Tom Gerritsen (a.k.a. The T.S. Eliot Appreciation Society) proffers a back story which invites disbelief – born into a travelling carnival he abandoned the carny life to write songs whilst working in a bookshop before taking said songs on an extended two year long busking tour of North America. Well, I’ll buy the bookshop – many of Gerritsen’s fantastical songs are undeniably literary in style, with The Grand Tour also showing the hallmark of a man who has had to read Where the Wild Things Are to a fidgety bunch of toddlers, restlessly sitting in the children’s corner, just one too many times.
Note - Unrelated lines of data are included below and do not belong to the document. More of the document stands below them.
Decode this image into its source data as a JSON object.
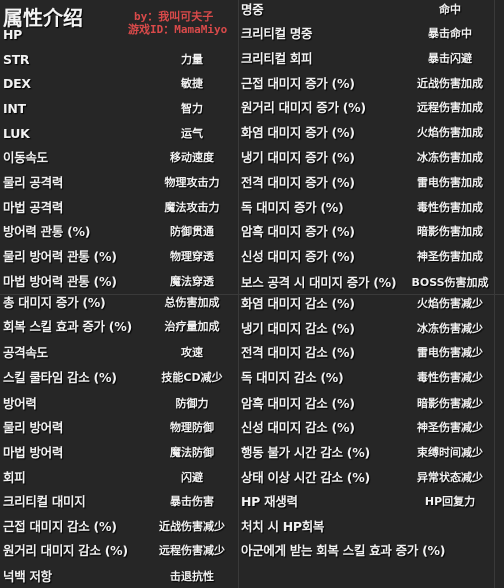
{
  "title": "属性介绍",
  "credit": {
    "line1": "by：我叫可夫子",
    "line2": "游戏ID：MamaMiyo"
  },
  "colors": {
    "background": "#262626",
    "text": "#f2f2f2",
    "credit": "#d94a4a"
  },
  "left": [
    {
      "ko": "HP",
      "zh": ""
    },
    {
      "ko": "STR",
      "zh": "力量"
    },
    {
      "ko": "DEX",
      "zh": "敏捷"
    },
    {
      "ko": "INT",
      "zh": "智力"
    },
    {
      "ko": "LUK",
      "zh": "运气"
    },
    {
      "ko": "이동속도",
      "zh": "移动速度"
    },
    {
      "ko": "물리 공격력",
      "zh": "物理攻击力"
    },
    {
      "ko": "마법 공격력",
      "zh": "魔法攻击力"
    },
    {
      "ko": "방어력 관통 (%)",
      "zh": "防御贯通"
    },
    {
      "ko": "물리 방어력 관통 (%)",
      "zh": "物理穿透"
    },
    {
      "ko": "마법 방어력 관통 (%)",
      "zh": "魔法穿透"
    },
    {
      "ko": "총 대미지 증가 (%)",
      "zh": "总伤害加成"
    },
    {
      "ko": "회복 스킬 효과 증가 (%)",
      "zh": "治疗量加成"
    },
    {
      "ko": "공격속도",
      "zh": "攻速"
    },
    {
      "ko": "스킬 쿨타임 감소 (%)",
      "zh": "技能CD减少"
    },
    {
      "ko": "방어력",
      "zh": "防御力"
    },
    {
      "ko": "물리 방어력",
      "zh": "物理防御"
    },
    {
      "ko": "마법 방어력",
      "zh": "魔法防御"
    },
    {
      "ko": "회피",
      "zh": "闪避"
    },
    {
      "ko": "크리티컬 대미지",
      "zh": "暴击伤害"
    },
    {
      "ko": "근접 대미지 감소 (%)",
      "zh": "近战伤害减少"
    },
    {
      "ko": "원거리 대미지 감소 (%)",
      "zh": "远程伤害减少"
    },
    {
      "ko": "넉백 저항",
      "zh": "击退抗性"
    }
  ],
  "right": [
    {
      "ko": "명중",
      "zh": "命中"
    },
    {
      "ko": "크리티컬 명중",
      "zh": "暴击命中"
    },
    {
      "ko": "크리티컬 회피",
      "zh": "暴击闪避"
    },
    {
      "ko": "근접 대미지 증가 (%)",
      "zh": "近战伤害加成"
    },
    {
      "ko": "원거리 대미지 증가 (%)",
      "zh": "远程伤害加成"
    },
    {
      "ko": "화염 대미지 증가 (%)",
      "zh": "火焰伤害加成"
    },
    {
      "ko": "냉기 대미지 증가 (%)",
      "zh": "冰冻伤害加成"
    },
    {
      "ko": "전격 대미지 증가 (%)",
      "zh": "雷电伤害加成"
    },
    {
      "ko": "독 대미지 증가 (%)",
      "zh": "毒性伤害加成"
    },
    {
      "ko": "암흑 대미지 증가 (%)",
      "zh": "暗影伤害加成"
    },
    {
      "ko": "신성 대미지 증가 (%)",
      "zh": "神圣伤害加成"
    },
    {
      "ko": "보스 공격 시 대미지 증가 (%)",
      "zh": "BOSS伤害加成"
    },
    {
      "ko": "화염 대미지 감소 (%)",
      "zh": "火焰伤害减少"
    },
    {
      "ko": "냉기 대미지 감소 (%)",
      "zh": "冰冻伤害减少"
    },
    {
      "ko": "전격 대미지 감소 (%)",
      "zh": "雷电伤害减少"
    },
    {
      "ko": "독 대미지 감소 (%)",
      "zh": "毒性伤害减少"
    },
    {
      "ko": "암흑 대미지 감소 (%)",
      "zh": "暗影伤害减少"
    },
    {
      "ko": "신성 대미지 감소 (%)",
      "zh": "神圣伤害减少"
    },
    {
      "ko": "행동 불가 시간 감소 (%)",
      "zh": "束缚时间减少"
    },
    {
      "ko": "상태 이상 시간 감소 (%)",
      "zh": "异常状态减少"
    },
    {
      "ko": "HP 재생력",
      "zh": "HP回复力"
    },
    {
      "ko": "처치 시 HP회복",
      "zh": ""
    },
    {
      "ko": "아군에게 받는 회복 스킬 효과 증가 (%)",
      "zh": ""
    }
  ]
}
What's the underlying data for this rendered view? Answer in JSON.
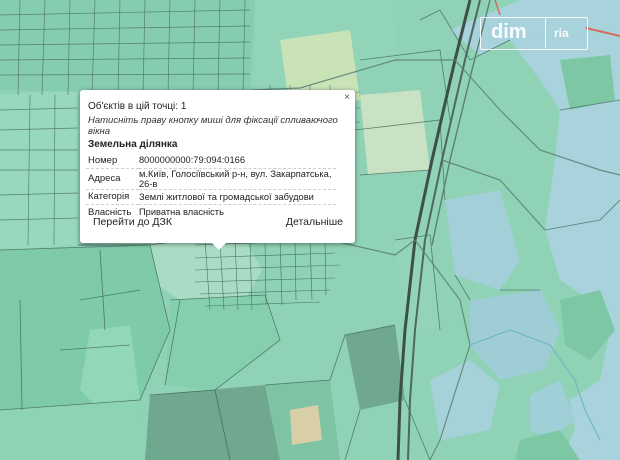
{
  "popup": {
    "count_text": "Об'єктів в цій точці: 1",
    "hint_text": "Натисніть праву кнопку миші для фіксації спливаючого вікна",
    "close_label": "×",
    "section_title": "Земельна ділянка",
    "rows": [
      {
        "key": "Номер",
        "value": "8000000000:79:094:0166"
      },
      {
        "key": "Адреса",
        "value": "м.Київ, Голосіївський р-н, вул. Закарпатська, 26-в"
      },
      {
        "key": "Категорія",
        "value": "Землі житлової та громадської забудови"
      },
      {
        "key": "Власність",
        "value": "Приватна власність"
      }
    ],
    "link_dzk": "Перейти до ДЗК",
    "link_details": "Детальніше"
  },
  "watermark": {
    "left_text": "dim",
    "right_text": "ria"
  },
  "colors": {
    "parcel_green": "#8fd2b6",
    "dark_parcel": "#6fa88e",
    "water": "#a8d3dc",
    "river": "#7ec7cf",
    "road": "#5b7f74",
    "rail": "#3d4f4b"
  }
}
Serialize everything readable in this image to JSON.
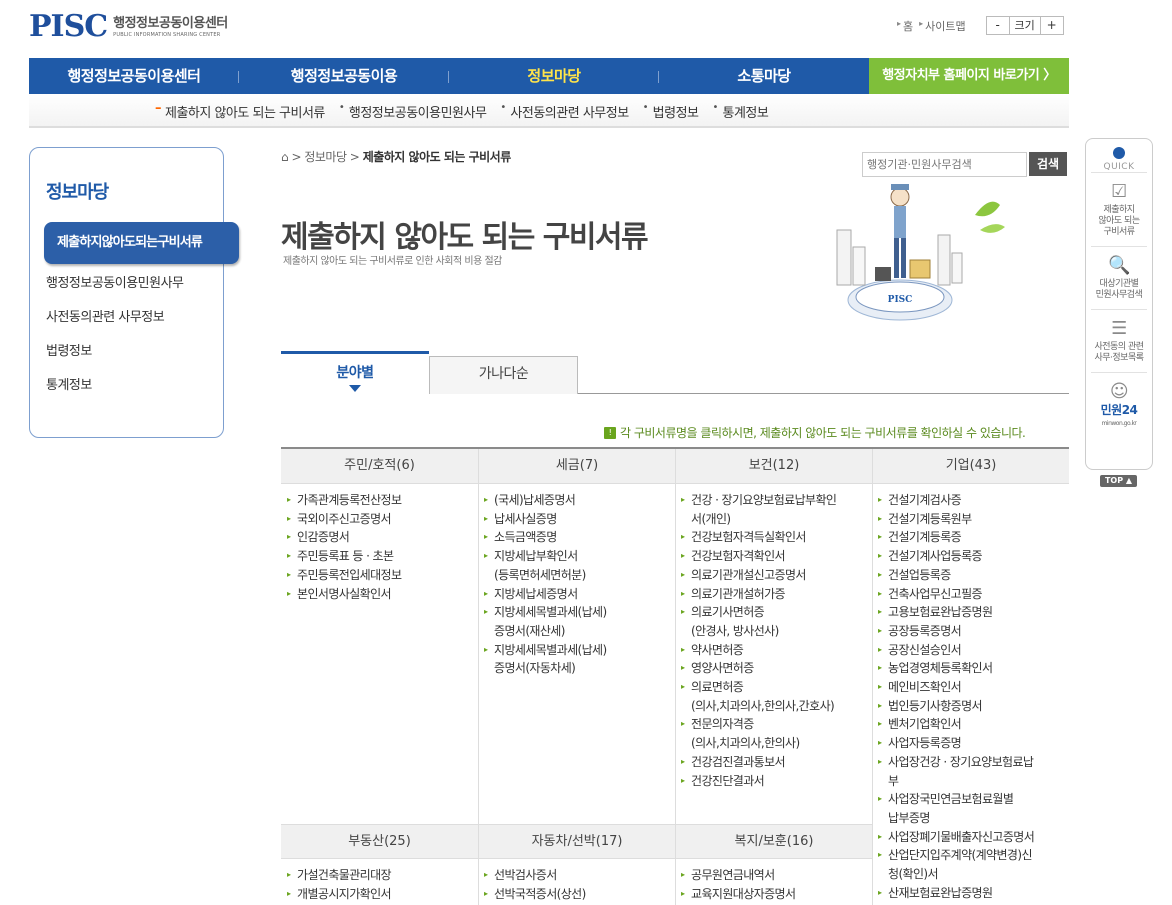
{
  "header": {
    "logo_mark": "PISC",
    "logo_ko": "행정정보공동이용센터",
    "logo_en": "PUBLIC INFORMATION SHARING CENTER",
    "util_home": "홈",
    "util_sitemap": "사이트맵",
    "font_minus": "-",
    "font_label": "크기",
    "font_plus": "+"
  },
  "gnb": {
    "items": [
      "행정정보공동이용센터",
      "행정정보공동이용",
      "정보마당",
      "소통마당"
    ],
    "gov_link": "행정자치부 홈페이지 바로가기 〉"
  },
  "subnav": [
    "제출하지 않아도 되는 구비서류",
    "행정정보공동이용민원사무",
    "사전동의관련 사무정보",
    "법령정보",
    "통계정보"
  ],
  "lnb": {
    "title": "정보마당",
    "active": "제출하지않아도되는구비서류",
    "items": [
      "행정정보공동이용민원사무",
      "사전동의관련 사무정보",
      "법령정보",
      "통계정보"
    ]
  },
  "breadcrumb": {
    "home": "⌂",
    "path": "> 정보마당 >",
    "current": "제출하지 않아도 되는 구비서류"
  },
  "search": {
    "placeholder": "행정기관·민원사무검색",
    "button": "검색"
  },
  "page": {
    "title": "제출하지 않아도 되는 구비서류",
    "subtitle": "제출하지 않아도 되는 구비서류로 인한 사회적 비용 절감",
    "illus_label": "PISC"
  },
  "tabs": [
    "분야별",
    "가나다순"
  ],
  "notice": {
    "icon": "!",
    "text": "각 구비서류명을 클릭하시면, 제출하지 않아도 되는 구비서류를 확인하실 수 있습니다."
  },
  "categories": {
    "c1": {
      "header": "주민/호적(6)",
      "items": [
        "가족관계등록전산정보",
        "국외이주신고증명서",
        "인감증명서",
        "주민등록표 등 · 초본",
        "주민등록전입세대정보",
        "본인서명사실확인서"
      ]
    },
    "c2": {
      "header": "세금(7)",
      "items": [
        "(국세)납세증명서",
        "납세사실증명",
        "소득금액증명",
        [
          "지방세납부확인서",
          "(등록면허세면허분)"
        ],
        "지방세납세증명서",
        [
          "지방세세목별과세(납세)",
          "증명서(재산세)"
        ],
        [
          "지방세세목별과세(납세)",
          "증명서(자동차세)"
        ]
      ]
    },
    "c3": {
      "header": "보건(12)",
      "items": [
        [
          "건강 · 장기요양보험료납부확인",
          "서(개인)"
        ],
        "건강보험자격득실확인서",
        "건강보험자격확인서",
        "의료기관개설신고증명서",
        "의료기관개설허가증",
        [
          "의료기사면허증",
          "(안경사, 방사선사)"
        ],
        "약사면허증",
        "영양사면허증",
        [
          "의료면허증",
          "(의사,치과의사,한의사,간호사)"
        ],
        [
          "전문의자격증",
          "(의사,치과의사,한의사)"
        ],
        "건강검진결과통보서",
        "건강진단결과서"
      ]
    },
    "c4": {
      "header": "기업(43)",
      "items": [
        "건설기계검사증",
        "건설기계등록원부",
        "건설기계등록증",
        "건설기계사업등록증",
        "건설업등록증",
        "건축사업무신고필증",
        "고용보험료완납증명원",
        "공장등록증명서",
        "공장신설승인서",
        "농업경영체등록확인서",
        "메인비즈확인서",
        "법인등기사항증명서",
        "벤처기업확인서",
        "사업자등록증명",
        [
          "사업장건강 · 장기요양보험료납",
          "부"
        ],
        [
          "사업장국민연금보험료월별",
          "납부증명"
        ],
        "사업장폐기물배출자신고증명서",
        [
          "산업단지입주계약(계약변경)신",
          "청(확인)서"
        ],
        "산재보험료완납증명원"
      ]
    },
    "c5": {
      "header": "부동산(25)",
      "items": [
        "가설건축물관리대장",
        "개별공시지가확인서"
      ]
    },
    "c6": {
      "header": "자동차/선박(17)",
      "items": [
        "선박검사증서",
        "선박국적증서(상선)"
      ]
    },
    "c7": {
      "header": "복지/보훈(16)",
      "items": [
        "공무원연금내역서",
        "교육지원대상자증명서"
      ]
    }
  },
  "quick": {
    "title": "QUICK",
    "items": [
      {
        "icon": "☑",
        "label": [
          "제출하지",
          "않아도 되는",
          "구비서류"
        ]
      },
      {
        "icon": "🔍",
        "label": [
          "대상기관별",
          "민원사무검색"
        ]
      },
      {
        "icon": "☰",
        "label": [
          "사전동의 관련",
          "사무·정보목록"
        ]
      },
      {
        "icon": "☺",
        "label": [
          "민원24",
          "minwon.go.kr"
        ]
      }
    ],
    "top": "TOP ▲"
  },
  "colors": {
    "primary": "#1f5aa8",
    "active_menu": "#ffe44a",
    "green": "#7fbf3a",
    "accent": "#ff6600"
  }
}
His world conquering ambition takes him to “an island that no human eye had ever seen / the inhabitants had eight hands and on every finger a ring / and when I finally finished kissing them they said ‘Tom will you be our King?’ ” and then onwards, through child sacrifice and poisonous lies of easy wealth, to a new and all-encompassing religion. Ego fantasies all aimed at making the “world a bit more bearable”.
This sophomore album is claimed to be less stripped down and folky than the debut from The T.S. Eliot Appreciation Society. In that case the first album A New History must be incredibly sparse as the predominant style on Turn it Golden is spare but effective folk style guitar with just Gerritsen’s slightly tremulous vocals, with a touch of echo applied. Occasionally it’s only finger-picking: like the country-bluesy opener Anne’s Lullaby which is far too raucous to lull anyone to sleep, but does show off Gerritsen’s playing nicely. Holy Motors is the album’s tour-de-force, starting from a low key drunken wandering through snow to find that the “happiest moments in time tend to happen whilst drifting on a sea of sleep”. The second repeat of this sentiment shifts into a dreamlike journey as knocking on a door sublimates into the sounds of a creaking sailing ship before the tune concludes with a Decemberist’s like shanty coda, perfectly capturing that hazy feeling of half-awake and half-asleep with the real world encroaching into the internal world.
It might take a few listens, but once you’re in synch with the broad stroke dreamscapes that The T.S. Eliot Appreciation Society deals in then there’s a lot to admire on this album which intermittently dazzles like the embers flying up into the darkness from a dying night time fire in a wintry forest. There’s that feeling of there being just a fragile and frail space between knowing where you are and being lost in a huge and uncaring world, with that frisson of fear touched with a glamour of little golden lights.
Summary
Impassioned folky singer-songwriter lays out his stall of wondrous tales on dazzling second album.